A passing blip of a story that could entail drastic changes in the way internet marketing and search engine results are sequenced and itemized: Spain has just proposed a new law that allows news media companies to charge search engines for displaying copyrighted content.
Search engines like Google make their money from the advertisements that juxtapose news content, but media companies have long pined for a share of that revenue. Basically, the proposed law - echoing similar pushes by media outlets in France and Germany - would make it a standard that search engines will not have to get permission to publish links, headlines, ledes, and other excerpts of news stories, but will have to pay "an equitable remuneration" for them. The problems of how payments will be measured, not to mention which excerpts must be paid for, have not been answered yet.

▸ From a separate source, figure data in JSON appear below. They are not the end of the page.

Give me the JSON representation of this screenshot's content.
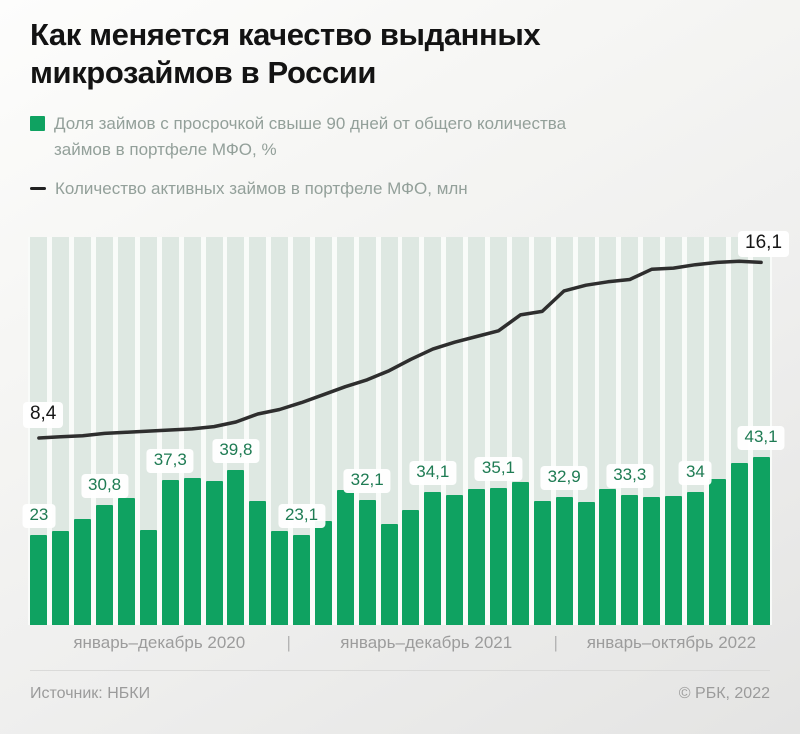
{
  "title": {
    "lines": [
      "Как меняется качество выданных",
      "микрозаймов в России"
    ]
  },
  "legend": {
    "bars": {
      "lines": [
        "Доля займов с просрочкой свыше 90 дней от общего количества",
        "займов в портфеле МФО, %"
      ]
    },
    "line": {
      "label": "Количество активных займов в портфеле МФО, млн"
    }
  },
  "colors": {
    "bar": "#0fa261",
    "line": "#2e2e2e",
    "stripe": "#dee8e2",
    "bar_label_text": "#1e7b53",
    "line_label_text": "#161616"
  },
  "chart_data": {
    "type": "bar+line",
    "title": "Как меняется качество выданных микрозаймов в России",
    "grid": "vertical-stripes",
    "legend_position": "top",
    "x_groups": [
      {
        "label": "январь–декабрь 2020",
        "months": 12
      },
      {
        "label": "январь–декабрь 2021",
        "months": 12
      },
      {
        "label": "январь–октябрь 2022",
        "months": 10
      }
    ],
    "bar_series": {
      "name": "Доля займов с просрочкой свыше 90 дней от общего количества займов в портфеле МФО, %",
      "unit": "%",
      "values": [
        23,
        24.1,
        27.1,
        30.8,
        32.6,
        24.4,
        37.3,
        37.8,
        36.8,
        39.8,
        31.8,
        24.1,
        23.1,
        26.6,
        34.7,
        32.1,
        25.8,
        29.5,
        34.1,
        33.3,
        35,
        35.1,
        36.6,
        31.7,
        32.9,
        31.5,
        34.8,
        33.3,
        32.9,
        33.1,
        34,
        37.4,
        41.5,
        43.1
      ],
      "point_labels": [
        {
          "index": 0,
          "text": "23"
        },
        {
          "index": 3,
          "text": "30,8"
        },
        {
          "index": 6,
          "text": "37,3"
        },
        {
          "index": 9,
          "text": "39,8"
        },
        {
          "index": 12,
          "text": "23,1"
        },
        {
          "index": 15,
          "text": "32,1"
        },
        {
          "index": 18,
          "text": "34,1"
        },
        {
          "index": 21,
          "text": "35,1"
        },
        {
          "index": 24,
          "text": "32,9"
        },
        {
          "index": 27,
          "text": "33,3"
        },
        {
          "index": 30,
          "text": "34"
        },
        {
          "index": 33,
          "text": "43,1"
        }
      ]
    },
    "line_series": {
      "name": "Количество активных займов в портфеле МФО, млн",
      "unit": "млн",
      "values": [
        8.4,
        8.45,
        8.5,
        8.6,
        8.65,
        8.7,
        8.75,
        8.8,
        8.9,
        9.1,
        9.45,
        9.65,
        9.95,
        10.3,
        10.65,
        10.95,
        11.35,
        11.85,
        12.3,
        12.6,
        12.85,
        13.1,
        13.8,
        13.95,
        14.85,
        15.1,
        15.25,
        15.35,
        15.8,
        15.85,
        16,
        16.1,
        16.15,
        16.1
      ],
      "first_label": "8,4",
      "last_label": "16,1"
    }
  },
  "axis": {
    "separator": "|"
  },
  "footer": {
    "source": "Источник: НБКИ",
    "copyright": "© РБК, 2022"
  }
}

Considering that Spain has been one of the countries hit hardest by the prolonged economic (not-actually-a-)recession, advertising dollars have been in short supply, and nearly 10,000 Spanish journalists have been laid off in the last four years. The Spanish government has been seeking an extensive re-vamping of intellectual property rules (Spain has one of the largest internet piracy rates in the world).

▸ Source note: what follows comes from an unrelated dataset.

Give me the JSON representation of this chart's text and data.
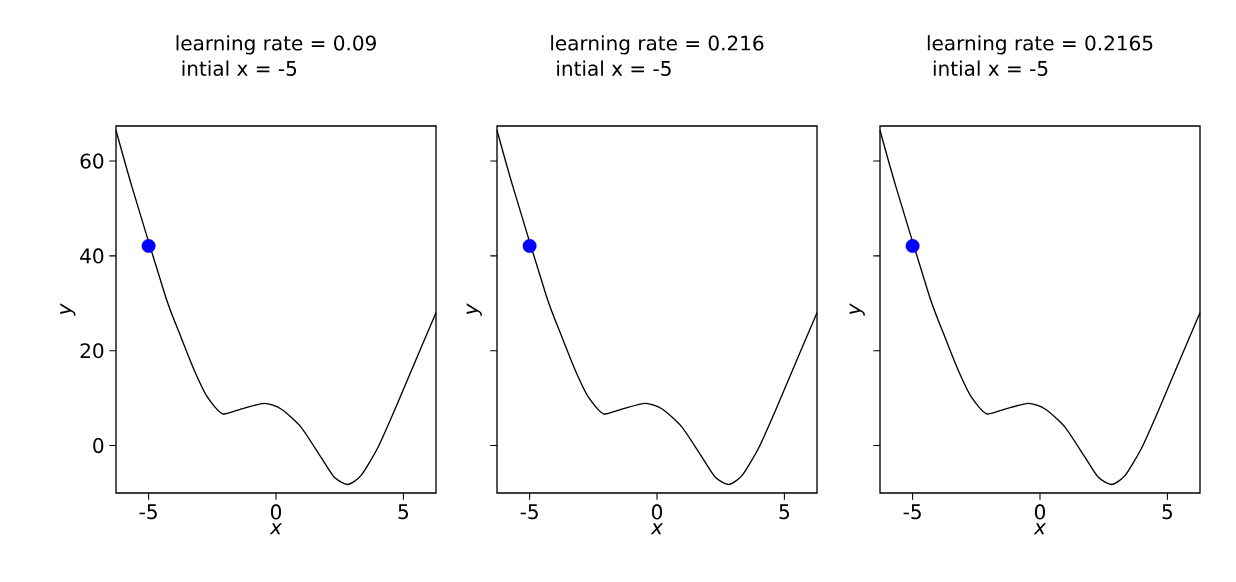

What this means for North American search engines? Well, nothing...yet. But considering that looking to Europe is often a good barometer for where the tides can turn in North America - or at least in Canada, what with our strong ties to the EU - we may see similar legislation passed, or at least proposed, within the next decade. For better or worse, Canadian intellectual property laws still exist in something of a "grey zone"; this may yet take us out of that. For better or worse.